There is nothing wrong with having diverse ways as long as they all lead to one overarching goal. That overarching goal is at the heart of the Torah, which celebrates diversity but harnesses it to the engine that leads the world forward to its inexorable goal—the Final Redemption.
PREVENTING MOSHIACH
The Kabbalists and Chassidic literature describe the three sons of Noah as representing the three primary emotional traits of chesed-kindness, g’vura-severity and tiferes-beauty/harmony. These three traits are embroiled in eternal conflict when they are not under the direction of a Higher unifying power. When one has a clear vision of his or her destination, he or she knows when to turn right (chesed), when to turn left (g’vura) and when to go straight (tiferes).

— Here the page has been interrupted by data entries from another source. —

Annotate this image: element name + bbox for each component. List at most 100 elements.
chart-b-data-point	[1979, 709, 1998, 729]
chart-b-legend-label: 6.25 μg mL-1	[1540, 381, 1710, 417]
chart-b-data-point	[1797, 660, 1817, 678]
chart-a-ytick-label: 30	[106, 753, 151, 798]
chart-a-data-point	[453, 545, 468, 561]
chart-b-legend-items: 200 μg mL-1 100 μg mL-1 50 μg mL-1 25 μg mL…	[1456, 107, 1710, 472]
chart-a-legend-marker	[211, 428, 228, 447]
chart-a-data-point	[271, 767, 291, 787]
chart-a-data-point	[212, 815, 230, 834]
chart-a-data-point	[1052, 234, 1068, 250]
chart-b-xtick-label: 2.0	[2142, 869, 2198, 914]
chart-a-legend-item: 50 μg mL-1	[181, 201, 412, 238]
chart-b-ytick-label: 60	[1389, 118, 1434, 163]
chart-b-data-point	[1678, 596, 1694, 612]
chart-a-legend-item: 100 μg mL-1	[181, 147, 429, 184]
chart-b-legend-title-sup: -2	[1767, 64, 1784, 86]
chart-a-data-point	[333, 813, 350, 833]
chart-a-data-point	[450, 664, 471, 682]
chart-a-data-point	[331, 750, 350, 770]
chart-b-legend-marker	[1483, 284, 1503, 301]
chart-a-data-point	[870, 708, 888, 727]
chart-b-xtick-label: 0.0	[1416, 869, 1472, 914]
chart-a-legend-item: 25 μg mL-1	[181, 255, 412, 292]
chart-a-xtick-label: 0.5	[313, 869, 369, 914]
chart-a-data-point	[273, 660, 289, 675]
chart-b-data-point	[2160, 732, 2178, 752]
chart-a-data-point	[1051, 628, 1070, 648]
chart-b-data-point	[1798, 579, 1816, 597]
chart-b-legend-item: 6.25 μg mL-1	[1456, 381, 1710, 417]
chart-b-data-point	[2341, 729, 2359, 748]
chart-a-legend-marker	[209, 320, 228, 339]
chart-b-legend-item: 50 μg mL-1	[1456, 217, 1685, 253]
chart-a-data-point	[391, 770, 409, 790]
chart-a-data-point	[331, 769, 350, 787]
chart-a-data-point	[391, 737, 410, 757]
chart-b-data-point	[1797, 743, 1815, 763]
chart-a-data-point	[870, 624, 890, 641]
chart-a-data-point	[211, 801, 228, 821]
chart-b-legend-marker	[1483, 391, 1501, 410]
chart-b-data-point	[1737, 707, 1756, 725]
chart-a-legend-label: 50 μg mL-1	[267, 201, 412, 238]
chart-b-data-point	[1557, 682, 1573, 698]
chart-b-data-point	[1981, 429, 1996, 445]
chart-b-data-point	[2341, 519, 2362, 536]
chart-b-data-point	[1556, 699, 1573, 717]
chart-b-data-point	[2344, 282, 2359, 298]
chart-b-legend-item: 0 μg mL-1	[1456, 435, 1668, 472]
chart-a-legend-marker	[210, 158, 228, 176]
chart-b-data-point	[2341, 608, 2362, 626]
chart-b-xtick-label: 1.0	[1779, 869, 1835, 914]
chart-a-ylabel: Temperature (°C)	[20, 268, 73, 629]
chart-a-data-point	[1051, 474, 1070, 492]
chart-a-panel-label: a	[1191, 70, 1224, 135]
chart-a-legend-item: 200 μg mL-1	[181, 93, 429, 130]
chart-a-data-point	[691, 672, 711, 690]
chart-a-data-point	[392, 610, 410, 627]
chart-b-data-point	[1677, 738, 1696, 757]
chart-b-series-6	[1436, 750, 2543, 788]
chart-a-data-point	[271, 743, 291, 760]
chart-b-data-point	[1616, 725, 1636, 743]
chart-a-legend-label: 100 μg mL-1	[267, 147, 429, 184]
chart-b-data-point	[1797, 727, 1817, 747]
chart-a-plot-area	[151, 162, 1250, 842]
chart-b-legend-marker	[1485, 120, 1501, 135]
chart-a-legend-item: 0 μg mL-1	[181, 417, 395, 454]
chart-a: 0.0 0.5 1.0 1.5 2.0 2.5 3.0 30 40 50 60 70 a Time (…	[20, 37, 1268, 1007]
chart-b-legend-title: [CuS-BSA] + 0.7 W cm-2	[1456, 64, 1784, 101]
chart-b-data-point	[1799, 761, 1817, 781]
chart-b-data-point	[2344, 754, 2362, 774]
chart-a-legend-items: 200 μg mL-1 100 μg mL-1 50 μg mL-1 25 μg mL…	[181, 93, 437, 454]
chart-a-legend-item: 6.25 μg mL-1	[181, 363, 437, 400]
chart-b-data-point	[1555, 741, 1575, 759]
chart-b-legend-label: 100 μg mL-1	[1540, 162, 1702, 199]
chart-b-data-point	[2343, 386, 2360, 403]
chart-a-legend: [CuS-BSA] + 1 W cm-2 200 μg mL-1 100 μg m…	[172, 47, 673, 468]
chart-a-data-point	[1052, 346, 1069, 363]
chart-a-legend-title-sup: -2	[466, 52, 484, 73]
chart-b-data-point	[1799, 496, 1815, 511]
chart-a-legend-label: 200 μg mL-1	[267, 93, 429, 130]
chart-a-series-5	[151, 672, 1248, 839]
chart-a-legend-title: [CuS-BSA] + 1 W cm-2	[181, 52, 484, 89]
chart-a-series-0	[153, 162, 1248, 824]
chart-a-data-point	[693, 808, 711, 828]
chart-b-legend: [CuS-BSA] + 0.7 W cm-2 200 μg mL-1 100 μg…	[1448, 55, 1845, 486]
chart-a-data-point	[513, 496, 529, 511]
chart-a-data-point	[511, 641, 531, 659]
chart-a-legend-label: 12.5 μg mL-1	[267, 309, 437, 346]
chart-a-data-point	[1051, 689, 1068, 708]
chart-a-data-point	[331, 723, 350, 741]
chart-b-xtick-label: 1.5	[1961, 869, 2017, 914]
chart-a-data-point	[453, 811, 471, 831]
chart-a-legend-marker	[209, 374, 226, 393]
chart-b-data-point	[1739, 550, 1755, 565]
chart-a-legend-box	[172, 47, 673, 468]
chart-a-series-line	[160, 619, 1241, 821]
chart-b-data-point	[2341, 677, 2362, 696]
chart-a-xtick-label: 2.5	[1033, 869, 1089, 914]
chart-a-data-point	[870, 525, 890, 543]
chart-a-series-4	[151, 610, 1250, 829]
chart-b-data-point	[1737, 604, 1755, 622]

The Tzemach Tzedek (Rabbi Menachem Mendel Schneersohn, the third Lubavitcher Rebbe and great-great-great grandfather and namesake of our Rebbe) explains that the fourth son that Cham denied his father would have corresponded to the Divine attribute of Malchus (royalty). It was Noah’s ardent wish that by drinking the Messianic “Preserved Wine,” he would introduce the soul of Moshiach into the world. Contrary to Cham’s fearful belief, Noach’s fourth child would not have introduced yet another direction, leading to even more confusion and discord. On the contrary, Moshiach, who is characterized as the “fourth leg of the Divine chariot” would have absorbed the powerful spiritual energies symbolized by the wine and would have reversed the sin of the Tree of Knowledge (which, according to an opinion in the Talmud, was actually a grapevine).
Noah would have succeeded, but alas his overindulgence allowed Cham’s heated aggression to frustrate the emergence of that fourth leg. The rest, as they say, is history.
The task before us in the present day is to drink that wine figuratively by studying the “Wine of Torah,” in other words, those parts of Torah that demonstrate its depth and joy and lead to Mitzvos. These are the teachings of Chassidus, which are a taste of the “Preserved Wine” that we will all drink from deeply upon the imminent arrival of the “fourth leg”: Moshiach and the true and complete Redemption in his wake.